Our segmentation results on four masses, which are represented by red lines. The blue lines denote radiologist-labeled mass boundaries. The left two masses are malignant (cancer), and the right two masses are benign.

Table 1. AOM and DIST (unit is mm) scores of the evaluated methods

The above results lead to several conclusions. First, our approach could find visually similar training masses for most query masses and calculate effective shape and appearance priors. Therefore, Ours-Shape and Ours-App substantially surpass GC. Second, as noted earlier, the two priors are complementary: shape prior recognizes mass centers, whereas appearance prior is vital to keep the local details of mass boundaries. Thus, by integrating both priors, Ours-Both further improves the segmentation accuracy. Third, detailed results show that for some “uncommon” query masses, which have few similar training masses, the overall similarity score \(\omega \) is very small and the segmentation results of Ours-Both are similar to those of GC. That is, the adaptive weights of priors successfully prevent ineffective priors from backfiring.
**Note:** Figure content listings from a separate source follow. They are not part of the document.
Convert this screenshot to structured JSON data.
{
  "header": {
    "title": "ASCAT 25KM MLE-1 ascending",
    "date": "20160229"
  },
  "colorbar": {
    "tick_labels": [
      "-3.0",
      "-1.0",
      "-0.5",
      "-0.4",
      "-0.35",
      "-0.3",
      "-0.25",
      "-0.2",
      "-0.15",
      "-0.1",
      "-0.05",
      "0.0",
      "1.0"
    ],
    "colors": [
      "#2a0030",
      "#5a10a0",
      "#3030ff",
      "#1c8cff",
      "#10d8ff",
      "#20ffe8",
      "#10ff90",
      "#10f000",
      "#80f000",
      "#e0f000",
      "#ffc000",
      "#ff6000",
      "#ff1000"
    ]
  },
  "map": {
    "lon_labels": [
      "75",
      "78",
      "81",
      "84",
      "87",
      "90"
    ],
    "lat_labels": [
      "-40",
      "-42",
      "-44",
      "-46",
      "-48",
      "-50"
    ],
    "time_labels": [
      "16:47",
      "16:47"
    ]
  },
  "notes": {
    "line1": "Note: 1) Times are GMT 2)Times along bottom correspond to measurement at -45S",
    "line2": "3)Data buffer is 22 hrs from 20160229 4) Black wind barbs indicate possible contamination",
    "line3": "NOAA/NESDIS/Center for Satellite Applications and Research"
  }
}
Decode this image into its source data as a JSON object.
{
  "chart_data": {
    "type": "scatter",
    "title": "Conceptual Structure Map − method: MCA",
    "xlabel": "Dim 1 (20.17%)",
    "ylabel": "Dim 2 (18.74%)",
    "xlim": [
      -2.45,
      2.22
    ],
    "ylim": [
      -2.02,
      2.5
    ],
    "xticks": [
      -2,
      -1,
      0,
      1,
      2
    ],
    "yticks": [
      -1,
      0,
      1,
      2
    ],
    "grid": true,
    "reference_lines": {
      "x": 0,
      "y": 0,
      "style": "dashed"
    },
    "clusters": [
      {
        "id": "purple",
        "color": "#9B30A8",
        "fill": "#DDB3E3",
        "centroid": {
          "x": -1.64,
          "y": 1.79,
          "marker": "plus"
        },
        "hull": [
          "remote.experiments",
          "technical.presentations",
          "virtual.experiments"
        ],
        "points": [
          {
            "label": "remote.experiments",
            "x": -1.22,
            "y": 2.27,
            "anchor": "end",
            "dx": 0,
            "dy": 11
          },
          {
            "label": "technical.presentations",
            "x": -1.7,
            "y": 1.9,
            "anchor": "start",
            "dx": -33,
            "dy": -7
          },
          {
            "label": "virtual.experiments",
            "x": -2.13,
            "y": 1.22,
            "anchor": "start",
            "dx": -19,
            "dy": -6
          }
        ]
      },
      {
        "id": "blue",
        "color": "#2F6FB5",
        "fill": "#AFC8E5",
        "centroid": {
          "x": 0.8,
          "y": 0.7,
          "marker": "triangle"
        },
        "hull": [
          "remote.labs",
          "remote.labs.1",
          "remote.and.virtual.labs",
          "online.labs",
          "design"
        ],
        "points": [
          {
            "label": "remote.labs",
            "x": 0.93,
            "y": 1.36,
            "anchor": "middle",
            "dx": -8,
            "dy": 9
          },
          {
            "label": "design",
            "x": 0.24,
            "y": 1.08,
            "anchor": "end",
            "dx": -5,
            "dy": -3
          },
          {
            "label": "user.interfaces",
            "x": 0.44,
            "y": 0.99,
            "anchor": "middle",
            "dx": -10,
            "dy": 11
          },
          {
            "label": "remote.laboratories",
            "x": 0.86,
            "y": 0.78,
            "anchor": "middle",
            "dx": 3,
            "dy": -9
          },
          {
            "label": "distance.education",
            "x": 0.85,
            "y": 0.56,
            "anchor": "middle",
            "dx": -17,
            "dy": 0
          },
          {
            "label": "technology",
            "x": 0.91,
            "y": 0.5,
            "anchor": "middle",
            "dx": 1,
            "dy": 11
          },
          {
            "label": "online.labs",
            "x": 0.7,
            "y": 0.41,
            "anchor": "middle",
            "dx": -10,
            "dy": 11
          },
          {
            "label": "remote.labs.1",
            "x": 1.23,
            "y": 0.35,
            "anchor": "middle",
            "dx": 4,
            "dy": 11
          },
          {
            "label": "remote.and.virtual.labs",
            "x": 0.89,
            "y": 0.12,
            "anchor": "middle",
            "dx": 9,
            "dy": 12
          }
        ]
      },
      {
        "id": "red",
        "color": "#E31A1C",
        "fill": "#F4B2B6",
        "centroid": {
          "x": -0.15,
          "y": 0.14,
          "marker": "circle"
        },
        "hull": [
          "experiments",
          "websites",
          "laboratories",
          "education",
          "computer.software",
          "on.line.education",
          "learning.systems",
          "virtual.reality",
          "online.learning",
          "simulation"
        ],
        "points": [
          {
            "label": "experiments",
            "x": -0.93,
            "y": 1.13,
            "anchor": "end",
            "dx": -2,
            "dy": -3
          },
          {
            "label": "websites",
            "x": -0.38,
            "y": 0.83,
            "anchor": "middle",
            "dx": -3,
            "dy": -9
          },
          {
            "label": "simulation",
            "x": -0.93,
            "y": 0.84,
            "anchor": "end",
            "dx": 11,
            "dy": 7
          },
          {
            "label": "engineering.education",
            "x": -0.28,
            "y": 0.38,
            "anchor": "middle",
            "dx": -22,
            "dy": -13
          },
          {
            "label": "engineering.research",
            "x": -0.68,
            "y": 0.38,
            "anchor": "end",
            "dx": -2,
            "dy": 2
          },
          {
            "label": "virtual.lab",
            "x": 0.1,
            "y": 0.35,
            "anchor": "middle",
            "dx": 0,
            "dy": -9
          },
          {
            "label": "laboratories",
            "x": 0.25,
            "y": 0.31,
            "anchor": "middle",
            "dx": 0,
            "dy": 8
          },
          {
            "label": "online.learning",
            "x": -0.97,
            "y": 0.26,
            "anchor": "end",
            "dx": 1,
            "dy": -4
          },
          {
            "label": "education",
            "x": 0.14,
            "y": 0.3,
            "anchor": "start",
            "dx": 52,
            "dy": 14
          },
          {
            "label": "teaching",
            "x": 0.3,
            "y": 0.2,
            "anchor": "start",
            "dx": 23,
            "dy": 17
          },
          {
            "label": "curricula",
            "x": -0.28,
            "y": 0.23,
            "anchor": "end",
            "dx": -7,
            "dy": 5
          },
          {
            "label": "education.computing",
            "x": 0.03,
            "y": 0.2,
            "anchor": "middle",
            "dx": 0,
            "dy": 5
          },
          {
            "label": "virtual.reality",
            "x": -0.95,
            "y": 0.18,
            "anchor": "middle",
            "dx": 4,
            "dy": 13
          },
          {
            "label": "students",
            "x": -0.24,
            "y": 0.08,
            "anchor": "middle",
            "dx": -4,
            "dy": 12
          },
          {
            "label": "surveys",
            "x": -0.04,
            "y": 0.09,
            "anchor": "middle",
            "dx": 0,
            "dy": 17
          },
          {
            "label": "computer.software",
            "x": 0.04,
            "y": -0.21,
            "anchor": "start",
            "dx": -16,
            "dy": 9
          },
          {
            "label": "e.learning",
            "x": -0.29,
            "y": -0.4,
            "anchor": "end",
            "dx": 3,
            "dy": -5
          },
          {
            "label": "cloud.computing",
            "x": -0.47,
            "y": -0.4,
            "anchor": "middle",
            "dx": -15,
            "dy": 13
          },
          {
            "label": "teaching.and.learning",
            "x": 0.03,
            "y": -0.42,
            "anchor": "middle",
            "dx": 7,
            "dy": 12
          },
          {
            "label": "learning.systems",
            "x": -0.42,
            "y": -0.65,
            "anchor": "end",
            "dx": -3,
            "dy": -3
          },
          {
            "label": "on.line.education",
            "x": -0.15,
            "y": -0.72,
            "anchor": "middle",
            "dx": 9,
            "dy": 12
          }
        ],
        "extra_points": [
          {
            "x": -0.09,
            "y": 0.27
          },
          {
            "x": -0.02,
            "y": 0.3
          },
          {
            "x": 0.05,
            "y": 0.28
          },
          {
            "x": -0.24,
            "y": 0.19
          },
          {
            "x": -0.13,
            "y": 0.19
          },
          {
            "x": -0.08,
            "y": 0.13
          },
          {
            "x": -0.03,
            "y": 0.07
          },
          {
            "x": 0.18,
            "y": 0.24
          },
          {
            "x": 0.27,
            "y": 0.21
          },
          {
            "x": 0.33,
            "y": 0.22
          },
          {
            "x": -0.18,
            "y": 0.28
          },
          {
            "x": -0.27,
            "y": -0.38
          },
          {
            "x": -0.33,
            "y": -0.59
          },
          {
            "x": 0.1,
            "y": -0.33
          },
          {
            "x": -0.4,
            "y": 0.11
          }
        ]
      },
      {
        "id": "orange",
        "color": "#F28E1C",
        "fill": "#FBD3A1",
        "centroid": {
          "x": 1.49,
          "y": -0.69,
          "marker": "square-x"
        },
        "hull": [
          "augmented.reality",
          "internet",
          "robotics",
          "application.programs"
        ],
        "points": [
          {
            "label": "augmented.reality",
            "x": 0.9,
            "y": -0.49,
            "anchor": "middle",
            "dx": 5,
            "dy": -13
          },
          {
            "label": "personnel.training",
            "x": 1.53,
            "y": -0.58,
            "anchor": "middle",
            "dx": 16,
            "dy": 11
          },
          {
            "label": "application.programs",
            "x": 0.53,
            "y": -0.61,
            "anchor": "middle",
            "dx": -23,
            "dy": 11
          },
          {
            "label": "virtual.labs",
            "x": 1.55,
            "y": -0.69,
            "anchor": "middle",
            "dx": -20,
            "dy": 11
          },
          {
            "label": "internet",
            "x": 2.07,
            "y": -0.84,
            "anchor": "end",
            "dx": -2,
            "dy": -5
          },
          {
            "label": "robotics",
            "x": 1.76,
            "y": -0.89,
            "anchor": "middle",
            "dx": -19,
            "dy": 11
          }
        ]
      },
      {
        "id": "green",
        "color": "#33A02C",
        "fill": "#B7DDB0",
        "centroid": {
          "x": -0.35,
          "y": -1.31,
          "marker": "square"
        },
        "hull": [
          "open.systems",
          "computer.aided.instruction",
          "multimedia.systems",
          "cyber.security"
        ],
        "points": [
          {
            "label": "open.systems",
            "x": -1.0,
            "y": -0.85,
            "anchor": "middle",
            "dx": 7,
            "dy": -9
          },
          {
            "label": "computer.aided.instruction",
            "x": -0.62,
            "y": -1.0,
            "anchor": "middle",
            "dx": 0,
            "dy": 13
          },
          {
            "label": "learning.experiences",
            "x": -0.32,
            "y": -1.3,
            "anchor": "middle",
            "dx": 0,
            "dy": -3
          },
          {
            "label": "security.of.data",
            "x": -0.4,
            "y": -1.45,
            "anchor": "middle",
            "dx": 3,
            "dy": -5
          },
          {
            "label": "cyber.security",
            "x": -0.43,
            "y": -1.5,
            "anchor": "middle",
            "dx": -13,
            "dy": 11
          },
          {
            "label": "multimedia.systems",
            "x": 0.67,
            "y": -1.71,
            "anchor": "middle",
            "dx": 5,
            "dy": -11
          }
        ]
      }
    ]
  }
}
Finally, Ours-Both outperforms all the comparison methods especially for masses with irregular and spiculated shapes. Its segmentation results have a close agreement with radiologist-labeled mass boundaries, and are highly consistent with mass pathologies.

4 Conclusion

In this paper, we leverage image retrieval method to learn query specific shape and appearance priors for mammographic mass segmentation. Given a query mass, similar training masses are found via Hough voting of SIFT features, and priors are learned from these masses. The query mass is segmented through graph cuts with priors, where the weights of priors are automatically adjusted according to the overall similarity between query mass and its retrieved training masses. Extensive experiments on DDSM demonstrate that our online learned priors considerably improve the segmentation accuracy, and our approach outperforms several widely used mass segmentation methods or systems. Future endeavors will be devoted to distinguishing between benign and malignant masses using features derived from mass boundaries.